Reflexion #1: Cráneo de una noche de verano
Ana Lydia Vega



A todos los puertorriquenos nos gustan las fiestas, los bailes, la musica y el "revolú", aunque a algunos más que a otros. Las historias o los famosos “chismes” son la orden del día para algunos de nosotros, porque aunque algunos más que otros, siempre se destacan nuestros rasgos culturales cuando llega el momento del día cuando hablamos de una de varias opciones: de lo que hicimos, de lo que vimos a alguien hacer, de lo que hicimos, de lo que vimos a alguien hacer o de lo que haremos o pensamos que alguien hará.



Me sentí en el periodo del día de comentar sobre lo que pensábamos que alguien iba a hacer cuando comencé a leer el escrito; escrito que estaba por narrarme una de las historias más graciosas que habría de leer este año. Esta historia, a pesar de estar un poco pasada de época (de los años 90) no era para nada caduca; puedo dar fe en estos días que he vivido historias muy parecidas a la que leí pero que no necesariamente tienen un final “tan feliz” a pesar de que el desarrollo de las mismas ha sido igual de disfrutable y el transcurso es igual de gracioso.




De cualquier manera, el viaje ha sido espiritualmente reconfortante; el pobre hombre con su viaje de acido, marihuana, perico y sólo sabe dios que más se había metido y yo riéndome de sus vivencias. Es verdad que los borrachos a veces estorban e incomodan a la gente, es verdad.
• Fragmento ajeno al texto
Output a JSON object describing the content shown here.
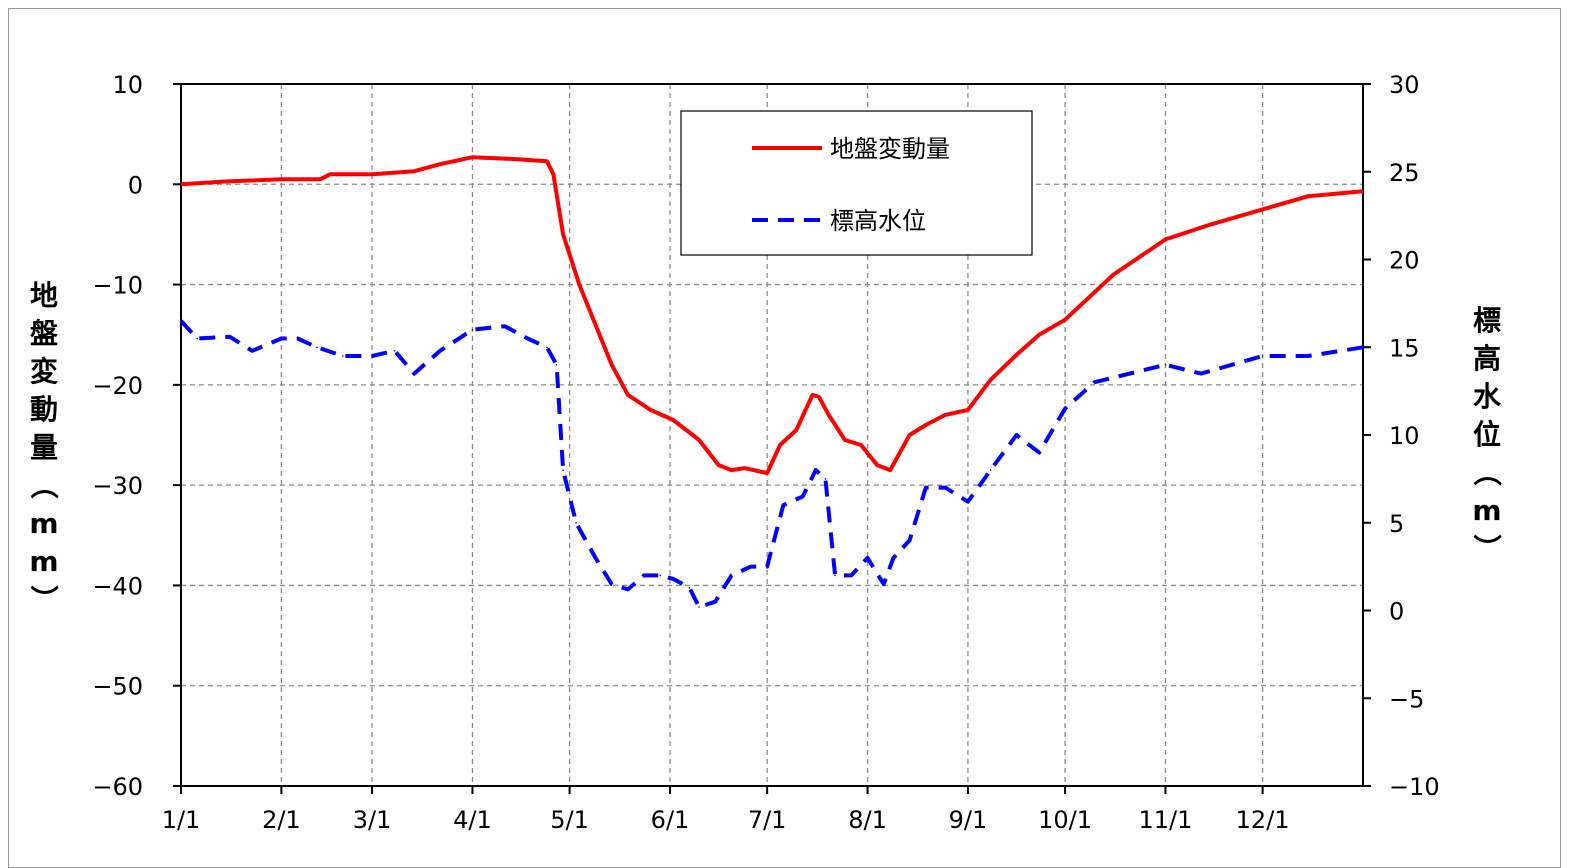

Aunque siempre está en el grupito el que no sabe controlarse (el que no para de beber hasta que se cae al piso y se le revuelven las vísceras), al fin y al cabo, siempre que sean de los “borrachos buenos” nos van a hacer la noche con sus maromas y sus vicisitudes dándole vida a la fiesta.



El “pana” de la historia se drogó, se emborrachó, viajó bien lejos para expirar en el balcón de sus amigos donde por poco colapsa cayéndose del balcón. Aunque no se reventó con el suelo, se reventó con todas las drogas que se metió, porque el pobre cráneo del hombre no pudo aguantar la alta dosis de alucinógenos y narcóticos que había consumido. Aunque la historia concluye en algo que no es del todo motivo de celebración, es una buena historia relatada a modo de bochinche en la que algunos de nosotros si la hemos vivido logramos sentirnos reflejados. Me trajo recuerdos de otros momentos de mi vida, pero sentí un tanto de lástima porque como él, hay muchos jóvenes que se drogan dia tras dia, fiesta tras fiesta, buscando una respuesta en el cosmos y al no encontrarla, muchas veces les revienta el cráneo.